Why Magnesium is Important for Skin Health + Ways to Add It to Your Diet
Magnesium is the eighth most common element in the Earth’s crust and plays a vital role in the health and well-being of plants, animals, and humans. This magic mineral is essential for so many bodily functions (more on that later), but it also has a massive role in the health and appearance of our skin. Unlike other vitamins and minerals, magnesium is not produced naturally by the body, so we need to get the bulk of our intake from our diet.
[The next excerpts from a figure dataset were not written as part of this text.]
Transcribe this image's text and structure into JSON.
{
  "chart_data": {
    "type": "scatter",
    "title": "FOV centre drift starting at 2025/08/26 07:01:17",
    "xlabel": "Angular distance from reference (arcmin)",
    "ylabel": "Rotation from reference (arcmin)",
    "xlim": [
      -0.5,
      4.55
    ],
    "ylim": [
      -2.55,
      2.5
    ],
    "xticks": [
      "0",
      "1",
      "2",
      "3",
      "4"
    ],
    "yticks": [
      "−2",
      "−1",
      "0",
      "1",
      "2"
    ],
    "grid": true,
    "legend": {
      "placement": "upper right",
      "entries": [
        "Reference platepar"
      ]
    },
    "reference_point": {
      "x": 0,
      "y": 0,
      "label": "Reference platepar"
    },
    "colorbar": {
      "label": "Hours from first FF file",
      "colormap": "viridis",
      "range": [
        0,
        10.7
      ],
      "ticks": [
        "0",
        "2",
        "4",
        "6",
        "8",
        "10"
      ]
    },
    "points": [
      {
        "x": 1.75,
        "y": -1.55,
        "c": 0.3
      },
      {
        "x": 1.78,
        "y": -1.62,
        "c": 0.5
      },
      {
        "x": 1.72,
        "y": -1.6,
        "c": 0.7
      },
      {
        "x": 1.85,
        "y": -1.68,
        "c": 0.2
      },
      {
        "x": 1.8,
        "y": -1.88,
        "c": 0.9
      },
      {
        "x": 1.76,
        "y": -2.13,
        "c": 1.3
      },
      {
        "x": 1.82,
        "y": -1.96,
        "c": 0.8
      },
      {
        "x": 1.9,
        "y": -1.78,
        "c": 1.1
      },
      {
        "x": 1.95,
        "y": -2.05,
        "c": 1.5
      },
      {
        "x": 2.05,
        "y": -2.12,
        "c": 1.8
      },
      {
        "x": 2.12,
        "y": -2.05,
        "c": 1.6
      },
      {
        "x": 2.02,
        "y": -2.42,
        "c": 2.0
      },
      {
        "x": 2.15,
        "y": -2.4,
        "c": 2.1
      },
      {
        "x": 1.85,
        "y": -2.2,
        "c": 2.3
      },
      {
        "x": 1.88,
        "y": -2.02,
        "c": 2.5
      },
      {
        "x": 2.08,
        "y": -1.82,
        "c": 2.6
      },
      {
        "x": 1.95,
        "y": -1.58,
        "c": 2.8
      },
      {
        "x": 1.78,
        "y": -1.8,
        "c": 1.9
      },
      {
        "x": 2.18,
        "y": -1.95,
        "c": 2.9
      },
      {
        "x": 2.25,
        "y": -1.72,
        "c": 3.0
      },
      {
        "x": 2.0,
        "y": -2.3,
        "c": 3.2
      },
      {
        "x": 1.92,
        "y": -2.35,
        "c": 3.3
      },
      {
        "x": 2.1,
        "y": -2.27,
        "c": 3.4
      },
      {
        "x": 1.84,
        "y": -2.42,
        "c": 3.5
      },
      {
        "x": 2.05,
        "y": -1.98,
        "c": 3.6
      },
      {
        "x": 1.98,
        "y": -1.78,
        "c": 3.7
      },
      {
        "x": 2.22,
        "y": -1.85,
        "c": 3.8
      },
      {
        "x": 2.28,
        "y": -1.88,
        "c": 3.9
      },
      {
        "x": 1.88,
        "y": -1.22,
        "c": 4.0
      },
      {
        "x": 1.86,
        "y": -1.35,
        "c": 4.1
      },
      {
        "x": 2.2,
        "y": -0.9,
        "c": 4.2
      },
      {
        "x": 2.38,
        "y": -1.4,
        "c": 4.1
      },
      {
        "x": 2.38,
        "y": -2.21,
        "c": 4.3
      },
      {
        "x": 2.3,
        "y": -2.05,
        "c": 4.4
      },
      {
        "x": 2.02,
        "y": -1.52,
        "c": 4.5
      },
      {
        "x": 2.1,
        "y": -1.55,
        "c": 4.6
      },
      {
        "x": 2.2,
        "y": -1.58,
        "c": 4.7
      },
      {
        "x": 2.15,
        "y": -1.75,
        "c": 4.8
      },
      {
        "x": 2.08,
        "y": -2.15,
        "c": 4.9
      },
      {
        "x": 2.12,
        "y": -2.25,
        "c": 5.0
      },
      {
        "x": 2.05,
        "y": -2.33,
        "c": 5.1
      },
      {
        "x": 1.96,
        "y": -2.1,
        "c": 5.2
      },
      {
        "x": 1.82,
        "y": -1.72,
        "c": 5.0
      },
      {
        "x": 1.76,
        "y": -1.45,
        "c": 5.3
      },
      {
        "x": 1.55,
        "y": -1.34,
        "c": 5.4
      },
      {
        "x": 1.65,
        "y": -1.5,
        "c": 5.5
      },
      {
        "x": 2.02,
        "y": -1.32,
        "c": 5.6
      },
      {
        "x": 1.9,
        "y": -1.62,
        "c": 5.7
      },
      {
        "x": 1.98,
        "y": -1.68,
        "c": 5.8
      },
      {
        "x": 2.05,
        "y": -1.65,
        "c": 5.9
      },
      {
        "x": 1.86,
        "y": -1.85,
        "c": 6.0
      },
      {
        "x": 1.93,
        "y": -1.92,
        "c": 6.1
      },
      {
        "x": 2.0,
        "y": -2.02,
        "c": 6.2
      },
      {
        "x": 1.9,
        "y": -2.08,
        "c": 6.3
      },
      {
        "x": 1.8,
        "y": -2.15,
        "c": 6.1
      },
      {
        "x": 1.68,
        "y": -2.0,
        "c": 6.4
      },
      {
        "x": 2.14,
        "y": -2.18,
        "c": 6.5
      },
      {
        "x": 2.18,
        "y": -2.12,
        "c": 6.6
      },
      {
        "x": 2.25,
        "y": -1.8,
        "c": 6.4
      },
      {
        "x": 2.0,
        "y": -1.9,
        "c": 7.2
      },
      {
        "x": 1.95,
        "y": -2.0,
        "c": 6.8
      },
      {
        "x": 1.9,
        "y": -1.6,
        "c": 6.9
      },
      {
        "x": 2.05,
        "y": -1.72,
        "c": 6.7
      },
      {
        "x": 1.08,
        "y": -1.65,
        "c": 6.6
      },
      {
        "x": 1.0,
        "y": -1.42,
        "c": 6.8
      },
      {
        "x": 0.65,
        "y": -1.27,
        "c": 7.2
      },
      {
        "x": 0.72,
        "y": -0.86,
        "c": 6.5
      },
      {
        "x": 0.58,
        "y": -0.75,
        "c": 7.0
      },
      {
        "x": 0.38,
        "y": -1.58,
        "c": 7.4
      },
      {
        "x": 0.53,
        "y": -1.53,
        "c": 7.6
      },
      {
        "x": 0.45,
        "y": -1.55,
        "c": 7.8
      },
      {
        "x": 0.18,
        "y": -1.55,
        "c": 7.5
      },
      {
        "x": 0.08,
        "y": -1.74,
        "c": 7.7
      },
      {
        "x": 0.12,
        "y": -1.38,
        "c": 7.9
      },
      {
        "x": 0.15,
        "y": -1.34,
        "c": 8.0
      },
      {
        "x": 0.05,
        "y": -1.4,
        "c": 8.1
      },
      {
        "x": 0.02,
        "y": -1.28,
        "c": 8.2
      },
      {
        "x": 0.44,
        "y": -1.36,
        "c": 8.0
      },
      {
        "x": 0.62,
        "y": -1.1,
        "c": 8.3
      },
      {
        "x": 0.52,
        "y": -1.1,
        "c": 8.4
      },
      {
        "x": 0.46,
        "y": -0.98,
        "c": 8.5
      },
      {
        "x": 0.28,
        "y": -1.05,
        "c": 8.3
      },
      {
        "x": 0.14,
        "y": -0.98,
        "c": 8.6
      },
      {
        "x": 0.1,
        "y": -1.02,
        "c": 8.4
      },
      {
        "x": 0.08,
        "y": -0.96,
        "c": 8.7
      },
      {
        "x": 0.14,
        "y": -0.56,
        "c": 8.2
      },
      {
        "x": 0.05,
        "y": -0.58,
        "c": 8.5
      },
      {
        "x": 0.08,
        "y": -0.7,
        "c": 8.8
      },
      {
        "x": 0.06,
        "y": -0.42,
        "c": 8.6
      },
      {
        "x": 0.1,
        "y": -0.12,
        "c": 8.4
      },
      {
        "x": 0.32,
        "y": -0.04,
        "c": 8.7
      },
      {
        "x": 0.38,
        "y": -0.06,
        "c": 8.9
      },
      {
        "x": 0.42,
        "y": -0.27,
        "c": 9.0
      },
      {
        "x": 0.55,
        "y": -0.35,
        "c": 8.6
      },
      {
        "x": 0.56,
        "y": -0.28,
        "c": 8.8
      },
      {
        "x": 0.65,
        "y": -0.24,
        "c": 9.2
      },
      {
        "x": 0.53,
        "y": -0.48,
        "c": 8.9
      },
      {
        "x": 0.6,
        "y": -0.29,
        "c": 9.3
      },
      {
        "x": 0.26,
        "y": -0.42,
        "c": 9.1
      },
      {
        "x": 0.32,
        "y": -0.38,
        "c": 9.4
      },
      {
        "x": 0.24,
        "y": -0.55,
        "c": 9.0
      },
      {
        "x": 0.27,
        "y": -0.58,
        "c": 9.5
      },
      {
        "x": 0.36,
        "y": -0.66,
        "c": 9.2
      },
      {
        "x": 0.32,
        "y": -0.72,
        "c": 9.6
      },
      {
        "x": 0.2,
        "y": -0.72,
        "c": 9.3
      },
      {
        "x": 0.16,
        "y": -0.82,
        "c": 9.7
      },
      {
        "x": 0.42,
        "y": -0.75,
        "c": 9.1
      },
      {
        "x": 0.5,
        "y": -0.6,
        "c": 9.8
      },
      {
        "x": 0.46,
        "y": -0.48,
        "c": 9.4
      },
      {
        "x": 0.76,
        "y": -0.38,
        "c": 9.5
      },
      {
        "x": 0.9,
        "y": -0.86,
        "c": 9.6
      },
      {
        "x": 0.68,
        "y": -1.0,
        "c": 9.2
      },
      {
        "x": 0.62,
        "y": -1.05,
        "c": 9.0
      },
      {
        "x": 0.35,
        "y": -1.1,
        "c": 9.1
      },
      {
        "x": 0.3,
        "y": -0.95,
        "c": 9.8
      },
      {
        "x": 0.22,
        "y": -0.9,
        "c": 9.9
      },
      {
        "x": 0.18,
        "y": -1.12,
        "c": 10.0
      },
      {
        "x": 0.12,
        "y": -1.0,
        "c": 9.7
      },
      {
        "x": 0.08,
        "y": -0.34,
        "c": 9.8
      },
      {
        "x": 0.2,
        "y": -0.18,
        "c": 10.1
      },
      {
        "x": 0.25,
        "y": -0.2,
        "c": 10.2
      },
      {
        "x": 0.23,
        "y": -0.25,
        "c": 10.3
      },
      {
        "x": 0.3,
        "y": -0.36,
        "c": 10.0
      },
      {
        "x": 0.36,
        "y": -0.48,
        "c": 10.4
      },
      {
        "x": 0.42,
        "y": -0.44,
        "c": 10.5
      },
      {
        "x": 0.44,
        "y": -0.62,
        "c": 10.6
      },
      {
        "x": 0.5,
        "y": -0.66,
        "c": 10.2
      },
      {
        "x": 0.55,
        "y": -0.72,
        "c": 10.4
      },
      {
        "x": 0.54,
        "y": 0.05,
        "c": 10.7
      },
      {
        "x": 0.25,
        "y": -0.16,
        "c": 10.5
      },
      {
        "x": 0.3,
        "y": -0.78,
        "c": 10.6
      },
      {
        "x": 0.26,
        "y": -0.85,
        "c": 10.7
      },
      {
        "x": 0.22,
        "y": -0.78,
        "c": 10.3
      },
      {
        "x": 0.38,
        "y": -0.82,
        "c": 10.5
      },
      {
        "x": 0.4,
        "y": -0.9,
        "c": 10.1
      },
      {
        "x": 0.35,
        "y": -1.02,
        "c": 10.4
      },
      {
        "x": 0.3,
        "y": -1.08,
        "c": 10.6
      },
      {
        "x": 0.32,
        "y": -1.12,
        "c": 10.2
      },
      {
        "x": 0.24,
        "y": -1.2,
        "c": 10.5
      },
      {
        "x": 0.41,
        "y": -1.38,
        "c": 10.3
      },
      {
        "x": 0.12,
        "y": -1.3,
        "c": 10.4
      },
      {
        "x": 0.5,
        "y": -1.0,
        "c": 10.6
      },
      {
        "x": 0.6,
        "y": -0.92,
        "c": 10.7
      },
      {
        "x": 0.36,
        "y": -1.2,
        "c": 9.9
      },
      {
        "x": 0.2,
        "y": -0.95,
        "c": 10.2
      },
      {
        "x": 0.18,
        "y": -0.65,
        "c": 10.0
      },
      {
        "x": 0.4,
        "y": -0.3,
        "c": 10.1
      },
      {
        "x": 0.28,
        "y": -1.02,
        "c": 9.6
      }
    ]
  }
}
In this blog post, we’re taking a deep dive into the importance of magnesium for skin health and how you can add magnesium to your diet.
What is Magnesium?
Magnesium is a naturally occurring mineral essential for our body’s overall health and function. It plays an important role in over 300 enzymatic reactions and bodily functions, helping support the nervous system, bones, cells, DNA, a healthy heartbeat, and so much more.
Benefits of Magnesium for Skin
Magnesium is truly a superstar supplement with some fantastic skin benefits.
Regulates cellular repair and regeneration
One of the most important benefits of magnesium is that it helps regulate cell metabolism, support DNA replication, and repair damaged or weakened cells. This active state of repair and regeneration ultimately helps keep our cells strong, healthy, and protected from weakening forces like free radicals.
Calms sensitivity and inflammation
If you’ve ever taken a magnesium bath to soothe sore, aching muscles, then you know how calming this mineral can be. Magnesium is known to help alleviate skin issues like dryness, sensitivity, redness, and inflammation.
Improves overall skin appearance
Because magnesium is involved with so many processes, it helps boost the skin’s overall appearance. For one, low levels of magnesium are linked to skin deficiencies in essential fatty acids, which are necessary for maintaining skin moisture and elasticity. Healthy fatty acid levels help magnesium regulate sebum production, which can tone down excess oil and acne breakouts. Magnesium also helps lower cortisol levels, leading to fewer signs of skin stress.
Treats and prevents dryness
Part of magnesium’s skin magic is that it’s a necessary component of a healthy skin barrier. It teams up with calcium to enhance barrier repair and can prevent dryness by maintaining the skin barrier and preventing moisture loss.
Reduces sun damage and hyperpigmentation
Magnesium may also be beneficial in reducing the skin effects of sun damage. A 1996 study found magnesium to have a protective and anti-inflammatory effect on UVB-induced skin damage. And because magnesium assists in cellular repair and regeneration, it can help protect skin cells from external damage like sun exposure.
How to Add Magnesium to Your Diet
About 99% of the body’s magnesium content is stored in bone, muscles, and soft tissue, but we need to regularly consume magnesium to prevent deficiency. The Institute of Medicine recommends adult women take in around 310 to 360 mg of magnesium a day, while adult men should have about 400 to 420 mg daily.
Getting your daily magnesium levels from whole foods is vital for hitting those daily goals. Find some of the best magnesium-rich foods to incorporate into your diet below.
Chlorophyll and green vegetables
- Leafy greens like spinach, kale, swiss chard, collard greens, turnip greens, and mustard greens are all rich in magnesium. Consider chlorophyll-loaded vegetables to be a prime source of magnesium.
Legumes, nuts, and seeds
- Beans (like chickpeas, black, edamame, lima, navy, and pinto), soy, tofu, tempeh, flaxseed, almonds, peanuts, pumpkin seeds, and cashews are all high in magnesium.
Fiber-rich whole grains
- Unprocessed grains like quinoa, wheat, oats, buckwheat, and barley are excellent sources of magnesium.
- Dark chocolate (70 to 85% cocoa) contains about 64 mg of magnesium per ounce.
- Mineral waters can be great sources of magnesium, though how much magnesium depends on the source.